Jesus could have been angered by the blasphemous religious explanation of the day that all leprosy was God’s punishment for grave sins. Jesus was also angry at the way lepers were treated as cursed creatures by the Jewish religion which sanctioned such inhuman treatment for lepers.  Lepers were not only considered physically loathsome but were looked upon as persistent sinners. Even if the lepers were cured, they had to submit to a ritual cleansing and purging of sin before they would be re-admitted to society.  By instructing the healed leper to go and show himself to the priest, Jesus may have been challenging the religious authorities to see that God’s healing grace is available to anyone who asks. 

Jesus risked becoming “unclean” Himself in order to make the leper clean.  Just as he stretched out his hand to the leper and touched him and made him whole, Jesus stretched out his hands on the cross to make us whole.  He touched the leper thus bridging the gap between what is clean and what is unclean, identifying himself with all lepers, with all who are ritually or socially unclean and isolated and with all of us sinners who are spiritually unclean and have no way to change our condition except through His sacrifice and mercy.  Thus, He became “unclean” in the eyes of the law that we might be made clean. He allowed himself to be rejected by his family and people so that those who are separated from God might return to him and be healed.

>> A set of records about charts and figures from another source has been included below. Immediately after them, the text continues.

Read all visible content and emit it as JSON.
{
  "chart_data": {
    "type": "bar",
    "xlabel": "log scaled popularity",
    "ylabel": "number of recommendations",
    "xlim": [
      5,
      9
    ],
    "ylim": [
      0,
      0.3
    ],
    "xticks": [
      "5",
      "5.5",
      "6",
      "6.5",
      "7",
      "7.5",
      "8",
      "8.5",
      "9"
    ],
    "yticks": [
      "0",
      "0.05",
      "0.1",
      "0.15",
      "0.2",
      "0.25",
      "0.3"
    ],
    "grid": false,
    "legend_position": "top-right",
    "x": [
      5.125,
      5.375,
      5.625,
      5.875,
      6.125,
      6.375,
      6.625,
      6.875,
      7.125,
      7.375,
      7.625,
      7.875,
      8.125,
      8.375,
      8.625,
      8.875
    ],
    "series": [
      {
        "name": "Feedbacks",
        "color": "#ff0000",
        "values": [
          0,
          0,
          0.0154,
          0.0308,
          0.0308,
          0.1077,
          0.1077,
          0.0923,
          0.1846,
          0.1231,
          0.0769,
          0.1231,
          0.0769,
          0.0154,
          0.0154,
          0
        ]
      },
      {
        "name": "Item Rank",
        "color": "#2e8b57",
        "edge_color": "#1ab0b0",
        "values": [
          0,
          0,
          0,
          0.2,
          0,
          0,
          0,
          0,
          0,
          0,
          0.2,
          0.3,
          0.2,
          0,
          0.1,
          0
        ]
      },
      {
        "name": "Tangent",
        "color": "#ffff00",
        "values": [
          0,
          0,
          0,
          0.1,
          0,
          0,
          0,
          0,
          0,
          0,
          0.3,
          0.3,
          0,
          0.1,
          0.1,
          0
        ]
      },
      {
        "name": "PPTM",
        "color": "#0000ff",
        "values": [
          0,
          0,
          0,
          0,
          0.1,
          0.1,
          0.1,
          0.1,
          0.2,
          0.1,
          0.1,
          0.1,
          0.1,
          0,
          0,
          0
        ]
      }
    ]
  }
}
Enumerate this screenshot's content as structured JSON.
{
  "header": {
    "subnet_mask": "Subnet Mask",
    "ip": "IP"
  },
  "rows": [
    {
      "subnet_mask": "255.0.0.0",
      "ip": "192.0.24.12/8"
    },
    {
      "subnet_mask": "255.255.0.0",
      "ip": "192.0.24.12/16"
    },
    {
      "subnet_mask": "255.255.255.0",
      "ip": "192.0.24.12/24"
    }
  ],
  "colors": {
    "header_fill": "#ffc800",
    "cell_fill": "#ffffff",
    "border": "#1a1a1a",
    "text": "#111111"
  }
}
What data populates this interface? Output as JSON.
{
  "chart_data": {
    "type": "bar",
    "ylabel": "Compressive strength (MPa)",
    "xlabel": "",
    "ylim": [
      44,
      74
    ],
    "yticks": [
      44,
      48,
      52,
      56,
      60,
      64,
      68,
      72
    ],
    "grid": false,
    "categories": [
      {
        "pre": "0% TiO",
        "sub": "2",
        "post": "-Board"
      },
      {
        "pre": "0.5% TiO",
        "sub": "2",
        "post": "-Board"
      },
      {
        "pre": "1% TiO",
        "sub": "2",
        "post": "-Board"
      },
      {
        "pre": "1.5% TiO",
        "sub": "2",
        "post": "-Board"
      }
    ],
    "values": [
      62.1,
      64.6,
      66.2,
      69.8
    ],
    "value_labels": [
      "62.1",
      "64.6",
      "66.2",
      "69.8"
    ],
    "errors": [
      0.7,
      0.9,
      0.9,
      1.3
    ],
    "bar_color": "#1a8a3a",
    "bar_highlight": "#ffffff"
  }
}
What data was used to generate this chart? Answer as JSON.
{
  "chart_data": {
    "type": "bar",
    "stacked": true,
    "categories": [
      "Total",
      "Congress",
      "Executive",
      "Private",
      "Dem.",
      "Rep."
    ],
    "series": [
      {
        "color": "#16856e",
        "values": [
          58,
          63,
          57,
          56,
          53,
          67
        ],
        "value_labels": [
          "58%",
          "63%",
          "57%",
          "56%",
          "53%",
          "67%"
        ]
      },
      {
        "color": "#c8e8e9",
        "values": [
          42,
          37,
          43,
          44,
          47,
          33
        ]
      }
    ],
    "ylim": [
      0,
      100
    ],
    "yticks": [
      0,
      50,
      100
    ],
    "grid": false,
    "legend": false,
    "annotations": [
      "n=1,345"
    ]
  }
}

Jesus could have behaved as a severe moral judge, condemning the sinful; in fact that was what was expected of a prophet.  Instead he reached out in mercy to failures and outcasts.  He could have invented any kind of parable to say what the Father was like; he invented the parable of the Prodigal Son (Luke 15).  Jesus reaches out and welcomes sinners while they are still in their sin.

We need to trust in the mercy of a forgiving God who assures us that our sins are forgiven and that we are clean.  We are forgiven and made spiritually clean from the spiritual leprosy of sins when we repent of our sins.  This is because God is a God of love who waits patiently for us.  No matter how many sins we have committed or how badly we have behaved, we know God forgives us.  The only condition required of us is that we ask for forgiveness with a repentant heart.  We need only kneel before him and ask him, "Lord, if you will, you can make me clean"

Jesus calls every one of us to demolish the walls that separate us from each other and to welcome the outcasts and the untouchables of society.   These include homosexuals, AIDS victims, alcoholics, drug-addicts and marginalized groups such as the divorced, the unmarried, single mothers, migrant workers and the mentally ill.  God's loving hand must reach out to them through us.   Jesus wants us to touch their lives.  Let us pass beyond the narrow circles of our friends and peers and try to relate to those who may be outside the bounds of propriety.   Let us breakdown the barriers we have created and approach God with a heart that is ready to welcome the outcasts in our society.  We all need God’s mercy to be healed, let’s ask the merciful Lord the same petition the leper petitioned: Lord, if you choose you can make me clean.